Alas, the bike industry is full of the next “big” thing. We’ve seen OnePointFive, 29ers, 650b, electronic shifting, oversize 35mm stem/bars, thru axles in all their varieties, bottom brackets galore, 1x drivetrains and more. Each advancement has brought cheers and jeers at the same time, so the new Boost 148 standard will certainly be met in such the same manner.
What is Boost 148?
As 29 and 27.5″ wheels have taken off, some aggressive riders have pushed wheelsets and frames to their limits. While good wheel manufacturers have compensated for the increased diameter and have pumped out high-quality hoops, it’s taken time and requires considerable effort. Now, imagine if rear hubs were 6mm wider and front hubs were 10mm wider. Wheel builders everywhere would rejoice.

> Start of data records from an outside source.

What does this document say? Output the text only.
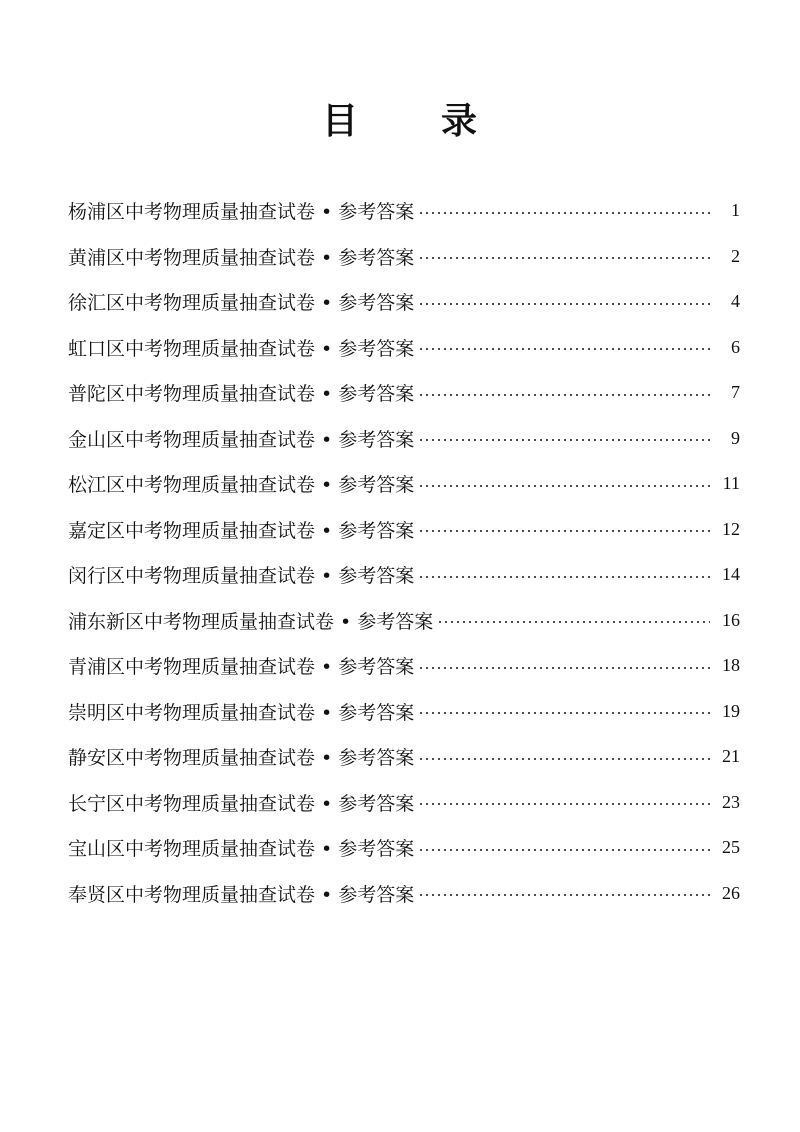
目 录
杨浦区中考物理质量抽查试卷 • 参考答案	1
黄浦区中考物理质量抽查试卷 • 参考答案	2
徐汇区中考物理质量抽查试卷 • 参考答案	4
虹口区中考物理质量抽查试卷 • 参考答案	6
普陀区中考物理质量抽查试卷 • 参考答案	7
金山区中考物理质量抽查试卷 • 参考答案	9
松江区中考物理质量抽查试卷 • 参考答案	11
嘉定区中考物理质量抽查试卷 • 参考答案	12
闵行区中考物理质量抽查试卷 • 参考答案	14
浦东新区中考物理质量抽查试卷 • 参考答案	16
青浦区中考物理质量抽查试卷 • 参考答案	18
崇明区中考物理质量抽查试卷 • 参考答案	19
静安区中考物理质量抽查试卷 • 参考答案	21
长宁区中考物理质量抽查试卷 • 参考答案	23
宝山区中考物理质量抽查试卷 • 参考答案	25
奉贤区中考物理质量抽查试卷 • 参考答案	26
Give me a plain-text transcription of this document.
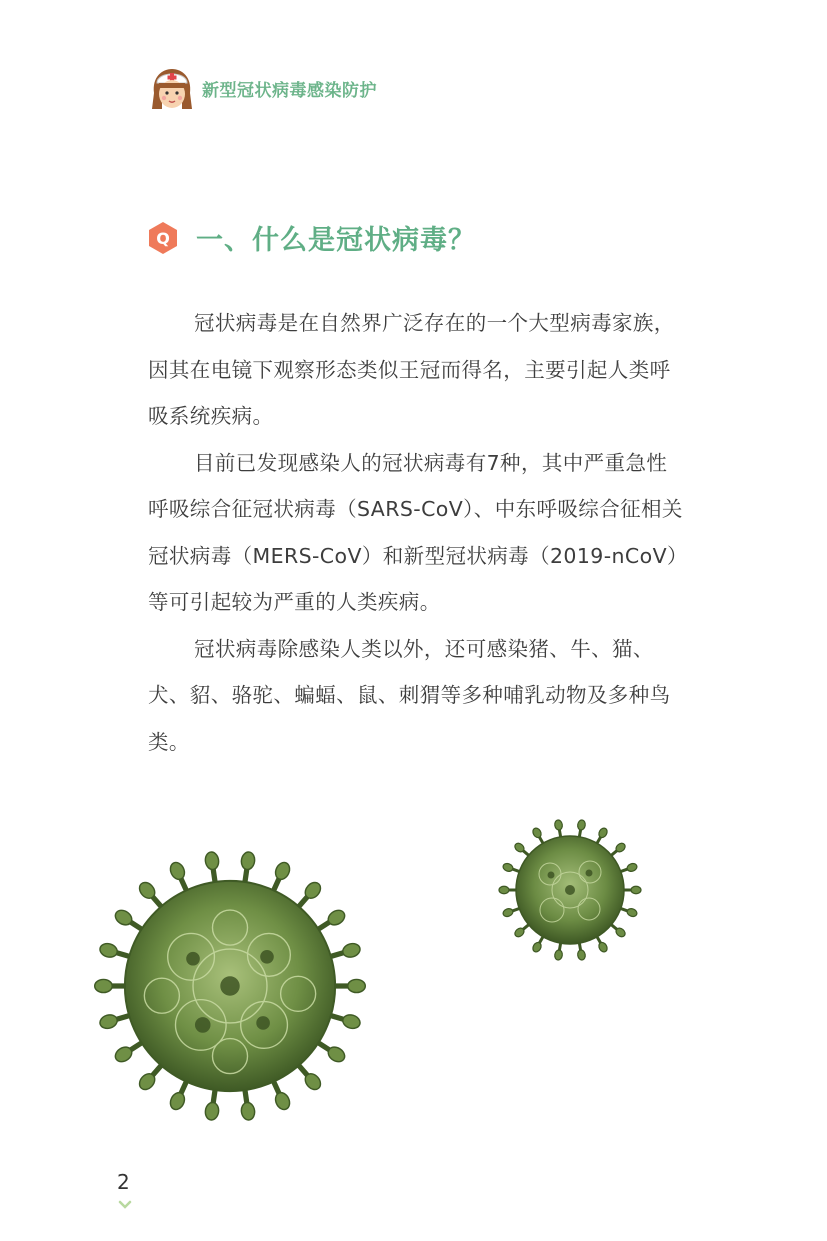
新型冠状病毒感染防护
Q 一、什么是冠状病毒？

冠状病毒是在自然界广泛存在的一个大型病毒家族，因其在电镜下观察形态类似王冠而得名，主要引起人类呼吸系统疾病。

目前已发现感染人的冠状病毒有7种，其中严重急性呼吸综合征冠状病毒（SARS-CoV）、中东呼吸综合征相关冠状病毒（MERS-CoV）和新型冠状病毒（2019-nCoV）等可引起较为严重的人类疾病。

冠状病毒除感染人类以外，还可感染猪、牛、猫、犬、貂、骆驼、蝙蝠、鼠、刺猬等多种哺乳动物及多种鸟类。

2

You see, even small increases in widths can pay huge dividends in performance and stiffness. Wheel makers can then produce lighter wheels with lower spoke counts while remaining as stiff as old-school 26″ hoops.

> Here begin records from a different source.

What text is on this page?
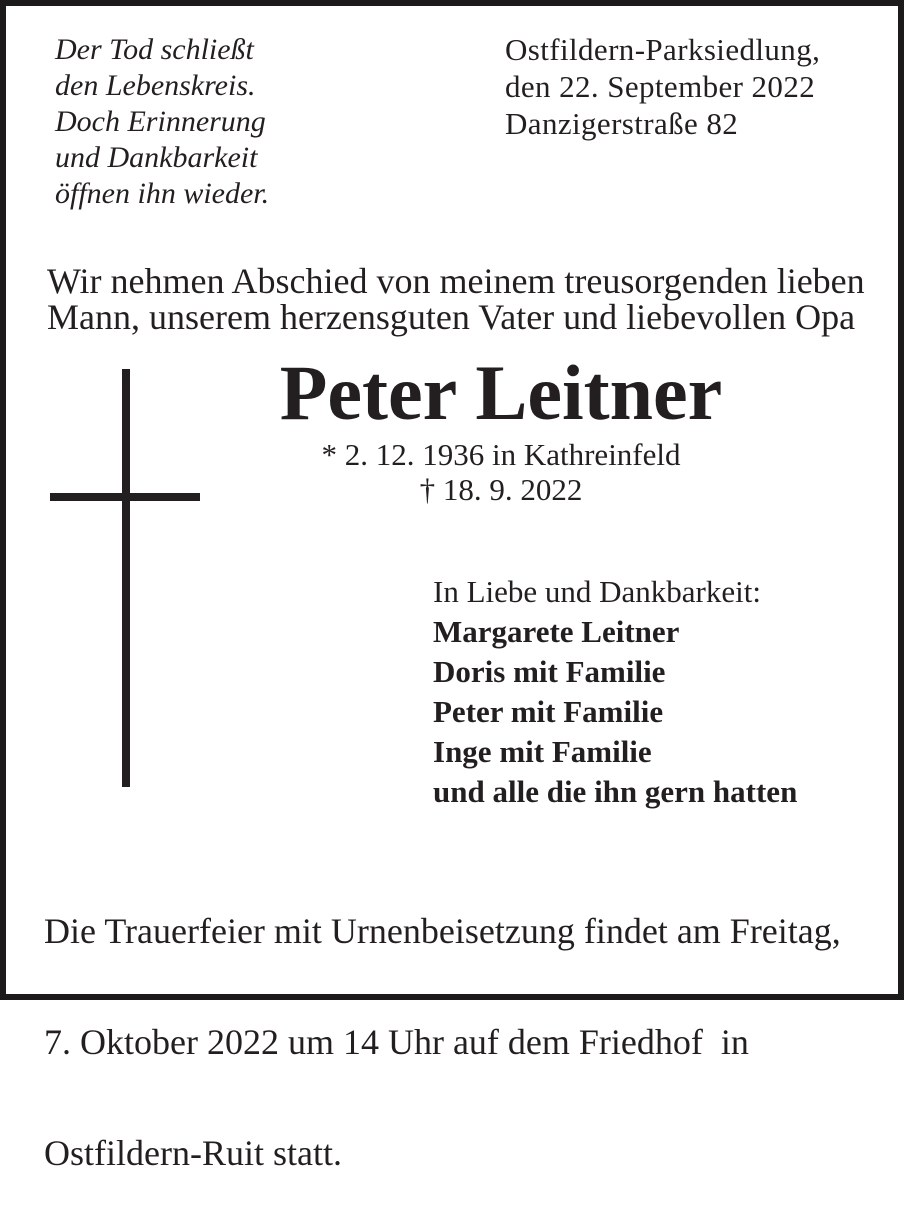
Der Tod schließt
den Lebenskreis.
Doch Erinnerung
und Dankbarkeit
öffnen ihn wieder.
Ostfildern-Parksiedlung,
den 22. September 2022
Danzigerstraße 82
Wir nehmen Abschied von meinem treusorgenden lieben
Mann, unserem herzensguten Vater und liebevollen Opa
Peter Leitner
* 2. 12. 1936 in Kathreinfeld
† 18. 9. 2022
In Liebe und Dankbarkeit:
Margarete Leitner
Doris mit Familie
Peter mit Familie
Inge mit Familie
und alle die ihn gern hatten

Die Trauerfeier mit Urnenbeisetzung findet am Freitag,

7. Oktober 2022 um 14 Uhr auf dem Friedhof  in

Ostfildern-Ruit statt.
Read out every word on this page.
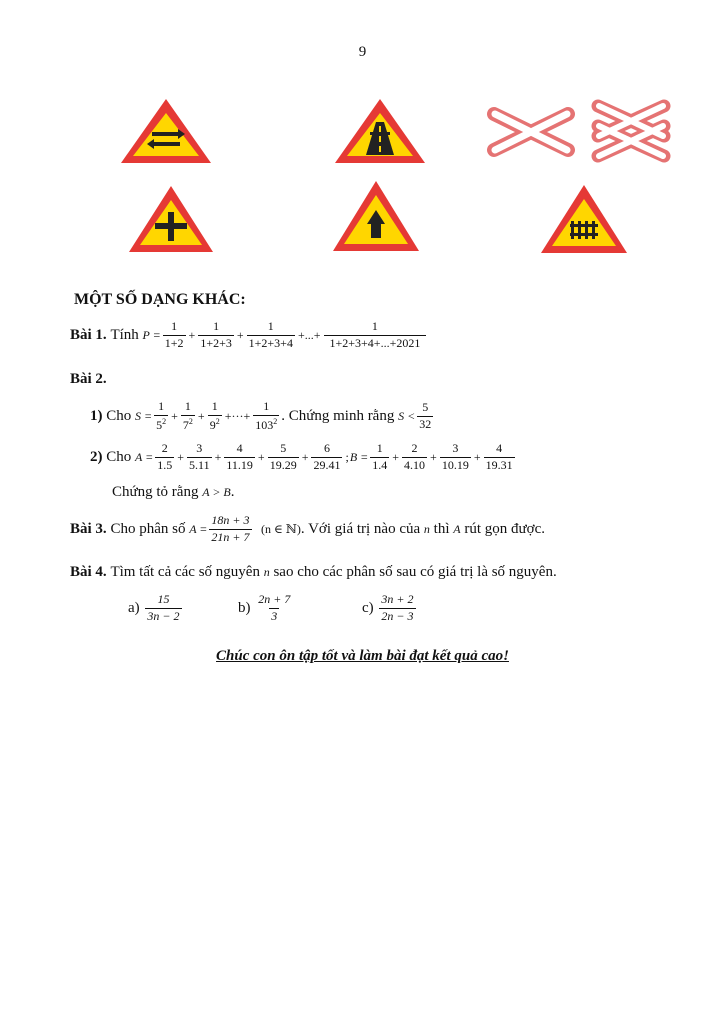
9
MỘT SỐ DẠNG KHÁC:
Bài 1.
Tính
$P = \frac{1}{1+2} + \frac{1}{1+2+3} + \frac{1}{1+2+3+4}$ +...+ $\frac{1}{1+2+3+4+...+2021}$
Bài 2.
1)
Cho
$S = \frac{1}{5^2} + \frac{1}{7^2} + \frac{1}{9^2}$ +···+ $\frac{1}{103^2}$ . Chứng minh rằng
$S < \frac{5}{32}$
2)
Cho
$A = \frac{2}{1.5} + \frac{3}{5.11} + \frac{4}{11.19} + \frac{5}{19.29} + \frac{6}{29.41}$ ; $B = \frac{1}{1.4} + \frac{2}{4.10} + \frac{3}{10.19} + \frac{4}{19.31}$
Chứng tỏ rằng
A > B .
Bài 3.
Cho phân số
$A = \frac{18n + 3}{21n + 7}$
(n ∈ ℕ) . Với giá trị nào của
n
thì
A
rút gọn được.
Bài 4.
Tìm tất cả các số nguyên
n
sao cho các phân số sau có giá trị là số nguyên.
a)
$\frac{15}{3n - 2}$	b)
$\frac{2n + 7}{3}$	c)
$\frac{3n + 2}{2n - 3}$
Chúc con ôn tập tốt và làm bài đạt kết quả cao!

So, what is Boost 148? Well, for SRAM that means an entire system — hubs, thru-axles and cranksets that are all built on these new widths. And, Trek has led the charge with the new 2015 Remedy 29ers.
What’s cool about Boost 148?
So, hear me out… yes, the ever-changing “standards” can become tiresome, but Boost 148 has promise — I promise. Here are a few key take-aways to consider:
- Stronger, stiffer, better-performing wheels
- Increased BB width gives frame manufacturers more flexibility
- Wider BB’s mean stiffer and more efficient frames
- Shorter chainstays are now a reality
- Eliminating that pesky front derailleur for good
- Cranks will feature the same Q-factor
- Wider chainline frees up tire clearance
- Increased chainring compatibility
- Boost is an open standard — anyone can build on the new spec
What’s uncool about Boost 148?
Yeah, some things are still not cool, but we’ll learn to live with it.
- New wheels and frames that are incompatible with existing standards
- Adapters are all now worthless
- Limited availability so far
SRAM Boost Drivetrain Options
SRAM announced today their full suite of XX1, X01 and X1 drivetrains for Boost 148. They will also offer a host of RockShox forks and Rise wheels that will accommodate the new standard. Prices are inline with current models and availability is looking like May 2015 with some trickling in later this summer.
Yes, progress is sometimes a double-edged sword. Boost 148 will catch on — particularly with 29ers of the long-travel variety. Keep an open mind and check it out at your local shop.